Uma das manifestações mais brutais e ao mesmo tempo cômicas desse barbarismo é a naturalidade com que as pessoas afetadas dessa obsessão ideologizante explicam qualquer idéia ou opinião que apareça na sua frente como expressão dos interesses financeiros ou políticos de algum grupo ou empresa. À luz desse dogma, o que quer que alguém pense, alguém lhe pagou para que pensasse. Para apreender o sentido íntimo das idéias de um filósofo, de um escritor, de um ensaísta, já não é preciso nenhum esforço hermenêutico: basta ler a assinatura do seu contracheque.
O segredo do sucesso desse método é que ele às vezes funciona com os seus praticantes, os quais por isto crêem que ele explica o resto da humanidade. Se para isto for necessário desmentir ostensivamente a letra dos escritos em exame, atribuindo à vítima idéias e crenças precisamente contrárias àquelas que ela defende, pouco importa: a fonte última das idéias é o guichê do banco.
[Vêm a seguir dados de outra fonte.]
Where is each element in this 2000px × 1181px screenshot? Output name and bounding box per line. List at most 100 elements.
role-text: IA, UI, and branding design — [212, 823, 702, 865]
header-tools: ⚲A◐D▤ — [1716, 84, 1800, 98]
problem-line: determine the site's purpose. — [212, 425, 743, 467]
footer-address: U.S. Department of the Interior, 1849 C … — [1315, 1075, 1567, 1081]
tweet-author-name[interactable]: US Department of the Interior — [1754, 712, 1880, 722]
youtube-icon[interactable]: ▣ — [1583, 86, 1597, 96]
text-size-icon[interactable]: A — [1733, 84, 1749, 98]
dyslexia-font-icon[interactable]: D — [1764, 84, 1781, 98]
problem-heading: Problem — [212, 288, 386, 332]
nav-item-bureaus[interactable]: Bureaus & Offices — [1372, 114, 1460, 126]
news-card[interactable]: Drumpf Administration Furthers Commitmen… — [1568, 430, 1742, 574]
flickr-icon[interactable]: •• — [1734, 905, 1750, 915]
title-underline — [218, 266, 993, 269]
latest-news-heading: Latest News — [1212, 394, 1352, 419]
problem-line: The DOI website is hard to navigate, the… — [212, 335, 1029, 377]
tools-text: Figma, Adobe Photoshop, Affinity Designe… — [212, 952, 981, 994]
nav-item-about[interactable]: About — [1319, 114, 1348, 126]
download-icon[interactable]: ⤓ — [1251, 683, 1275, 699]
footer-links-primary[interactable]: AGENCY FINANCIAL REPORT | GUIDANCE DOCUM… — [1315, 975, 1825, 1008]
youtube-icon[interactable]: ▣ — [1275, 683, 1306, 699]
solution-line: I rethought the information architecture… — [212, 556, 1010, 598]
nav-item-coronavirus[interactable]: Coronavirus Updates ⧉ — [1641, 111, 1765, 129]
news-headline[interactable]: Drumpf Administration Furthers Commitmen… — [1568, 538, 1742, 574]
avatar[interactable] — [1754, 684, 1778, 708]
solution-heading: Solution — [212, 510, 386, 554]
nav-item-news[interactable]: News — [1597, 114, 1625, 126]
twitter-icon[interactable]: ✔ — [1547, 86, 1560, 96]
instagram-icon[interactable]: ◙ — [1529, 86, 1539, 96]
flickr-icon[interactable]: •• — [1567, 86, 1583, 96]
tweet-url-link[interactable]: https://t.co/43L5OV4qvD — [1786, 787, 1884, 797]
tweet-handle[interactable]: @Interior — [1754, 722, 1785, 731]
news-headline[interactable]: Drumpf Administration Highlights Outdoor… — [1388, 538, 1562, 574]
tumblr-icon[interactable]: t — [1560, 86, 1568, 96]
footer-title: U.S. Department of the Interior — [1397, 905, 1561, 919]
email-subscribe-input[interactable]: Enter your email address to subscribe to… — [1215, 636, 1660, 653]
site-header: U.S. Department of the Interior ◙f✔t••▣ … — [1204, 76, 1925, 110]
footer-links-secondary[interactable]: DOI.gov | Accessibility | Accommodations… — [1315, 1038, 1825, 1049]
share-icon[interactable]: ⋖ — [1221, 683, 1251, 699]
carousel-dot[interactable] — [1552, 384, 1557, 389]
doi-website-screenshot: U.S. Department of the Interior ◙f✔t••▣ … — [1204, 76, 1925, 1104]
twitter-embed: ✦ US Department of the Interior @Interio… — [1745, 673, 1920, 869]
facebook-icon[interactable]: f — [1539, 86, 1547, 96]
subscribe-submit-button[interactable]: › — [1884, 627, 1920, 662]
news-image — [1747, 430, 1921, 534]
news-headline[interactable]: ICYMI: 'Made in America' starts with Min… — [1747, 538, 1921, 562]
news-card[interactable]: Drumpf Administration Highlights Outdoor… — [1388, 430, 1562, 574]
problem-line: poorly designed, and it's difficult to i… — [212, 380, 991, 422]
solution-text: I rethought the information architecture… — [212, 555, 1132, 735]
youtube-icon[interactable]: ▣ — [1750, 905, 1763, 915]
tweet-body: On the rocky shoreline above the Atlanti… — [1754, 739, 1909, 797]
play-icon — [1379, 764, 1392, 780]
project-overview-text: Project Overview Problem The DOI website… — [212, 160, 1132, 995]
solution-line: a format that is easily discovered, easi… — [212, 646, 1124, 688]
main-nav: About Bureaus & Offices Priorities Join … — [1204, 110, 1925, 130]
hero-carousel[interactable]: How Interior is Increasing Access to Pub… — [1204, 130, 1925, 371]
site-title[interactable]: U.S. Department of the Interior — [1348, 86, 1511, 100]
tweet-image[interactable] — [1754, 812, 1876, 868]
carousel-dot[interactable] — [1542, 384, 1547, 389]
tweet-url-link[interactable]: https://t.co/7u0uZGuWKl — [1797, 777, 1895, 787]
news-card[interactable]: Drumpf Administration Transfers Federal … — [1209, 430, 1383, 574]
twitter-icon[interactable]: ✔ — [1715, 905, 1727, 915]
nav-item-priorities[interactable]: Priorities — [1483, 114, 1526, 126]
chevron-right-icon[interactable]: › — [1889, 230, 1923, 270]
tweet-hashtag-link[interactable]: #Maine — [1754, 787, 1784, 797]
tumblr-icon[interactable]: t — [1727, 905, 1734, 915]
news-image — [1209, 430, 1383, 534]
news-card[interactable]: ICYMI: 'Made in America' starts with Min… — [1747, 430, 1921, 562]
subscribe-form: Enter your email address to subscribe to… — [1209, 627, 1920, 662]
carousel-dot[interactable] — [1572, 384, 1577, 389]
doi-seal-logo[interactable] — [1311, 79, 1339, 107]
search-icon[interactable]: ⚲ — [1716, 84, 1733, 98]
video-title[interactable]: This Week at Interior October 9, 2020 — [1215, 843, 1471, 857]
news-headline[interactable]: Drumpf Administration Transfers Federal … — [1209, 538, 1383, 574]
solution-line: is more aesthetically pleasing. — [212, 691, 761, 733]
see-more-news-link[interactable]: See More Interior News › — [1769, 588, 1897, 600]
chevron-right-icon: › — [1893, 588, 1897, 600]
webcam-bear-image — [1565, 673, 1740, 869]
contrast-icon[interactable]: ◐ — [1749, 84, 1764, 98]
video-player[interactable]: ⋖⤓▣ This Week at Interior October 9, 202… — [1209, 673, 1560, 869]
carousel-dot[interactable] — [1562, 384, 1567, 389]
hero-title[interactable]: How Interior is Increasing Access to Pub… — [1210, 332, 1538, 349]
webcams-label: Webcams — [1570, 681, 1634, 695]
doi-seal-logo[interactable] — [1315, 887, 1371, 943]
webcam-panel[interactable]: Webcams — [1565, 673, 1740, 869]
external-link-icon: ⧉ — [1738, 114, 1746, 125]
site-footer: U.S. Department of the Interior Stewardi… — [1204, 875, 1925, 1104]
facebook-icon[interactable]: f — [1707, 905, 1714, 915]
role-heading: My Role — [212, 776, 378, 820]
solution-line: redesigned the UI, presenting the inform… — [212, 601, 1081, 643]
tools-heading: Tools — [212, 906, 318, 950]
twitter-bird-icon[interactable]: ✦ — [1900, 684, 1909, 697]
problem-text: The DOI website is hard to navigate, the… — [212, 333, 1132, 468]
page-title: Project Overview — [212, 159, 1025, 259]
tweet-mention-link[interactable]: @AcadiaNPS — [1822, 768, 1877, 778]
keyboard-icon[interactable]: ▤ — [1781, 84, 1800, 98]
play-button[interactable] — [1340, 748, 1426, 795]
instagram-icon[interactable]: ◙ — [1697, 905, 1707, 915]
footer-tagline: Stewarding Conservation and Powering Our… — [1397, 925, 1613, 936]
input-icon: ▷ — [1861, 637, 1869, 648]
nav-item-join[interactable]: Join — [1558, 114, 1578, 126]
O que quer que você diga fora do que possa enriquecer a sua fonte pagadora, ficará o dito por não dito.

Aplicando esse método à interpretação de minhas idéias, a “Executive Intelligence Review”, do sr. Lyndon LaRouche, num editorial em língua espanhola, acessível na internet pelo endereço www.larouchepub.com/spanish/lhl_articles/2001/comentario_olavo.html, chega à conclusão de que sou um adepto e apóstolo do ecologismo globalista — uma política que até então eu estava ingenuamente persuadido de haver combatido com todas as minhas forças.

As razões alegadas para respaldo dessa surpreendente interpretação são duas. Primeiro: escrevi coisas contra os apologistas do atentado de 11 de setembro e em defesa do direito elementar de os EUA revidarem ao ataque; logo (no entender da EIR) sou um agente do imperialismo global. Segunda: escrevo em um jornal chamado “O Globo”; logo, mais que um globalista, sou mesmo um “oglobalista” (sic). Diante dessas considerações, a revista, com lógica implacável, conclui que estou necessitado do “tratamento de Pasteur para a raiva”.

Desconto, no editorial, as citações entre alteradas e totalmente fictícias que o autor me atribui. Fico com as duas razões essenciais.

A primeira reflete a total incapacidade que os portadores de um cérebro ideologicamente constituído têm de admitir que alguém não produza idéias por simples dedução automática de premissas sectárias. Pouco importa, aí, que a ideologia do crítico seja de “esquerda” ou de “direita”, no sentido em que ele assim se autodefina (pois nada mais típico da “direita” do que seu vício abjeto de deixar-se definir segundo a ótica marxista e, como se diz, vestir a camisa). O que aí se entende por “coerência” não é a fidelidade a princípios gerais, de ordem filosófica ou religiosa — sempre universais o bastante para dar margem à mais ampla flexibilidade no exame dos detalhes concretos –, mas a obediência mecânica a um programa estereotipado, segundo as linhas de ação de algum interesse político definido e imediato. Nuances, distinções, uma ética de respeito à complexidade do real, a simples busca pessoal da verdade e da justiça por cima das “linhas” predeterminadas, nada disso existe. O que quer que escape da fidelidade ideológica que o intérprete atribua ao interpretado deve ser suprimido em nome da coerência da interpretação.

Quanto à segunda razão, os editores da EIR naturalmente não admitem no seu quadro de redatores ninguém que não siga estritamente as doutrinas do sr. Lyndon LaRouche — e por isto imaginam que norma similar vigore neste jornal, “mutatis mutandis”. Que possa haver aqui algum respeito pela diversidade de opiniões, que a diretoria de “O Globo” admita alguma distinção entre jornalismo e publicidade, é algo que nem passa pela cabeça desses senhores: se escrevo para “O Globo”, devo portanto ser um redator de anúncios.

Fernando Alves Cristóvão, o grande crítico literário português, resumiu brilhantemente a norma imperante na atmosfera contemporânea: “Cultura é o novo nome da publicidade.” Sim: e o que quer que não seja publicidade será, “volens nolens”, interpretado como tal. O que importa não é o que você pensa: é o que o interesse publicitário que se atribui a você desejaria que você dissesse, segundo a interpretação que dele faça o analista ideológico de plantão. As contradições resultantes dessa leitura serão resolvidas pelo método simples e prático da amputação dos fatos. E, como diria Hegel, tanto pior para os fatos.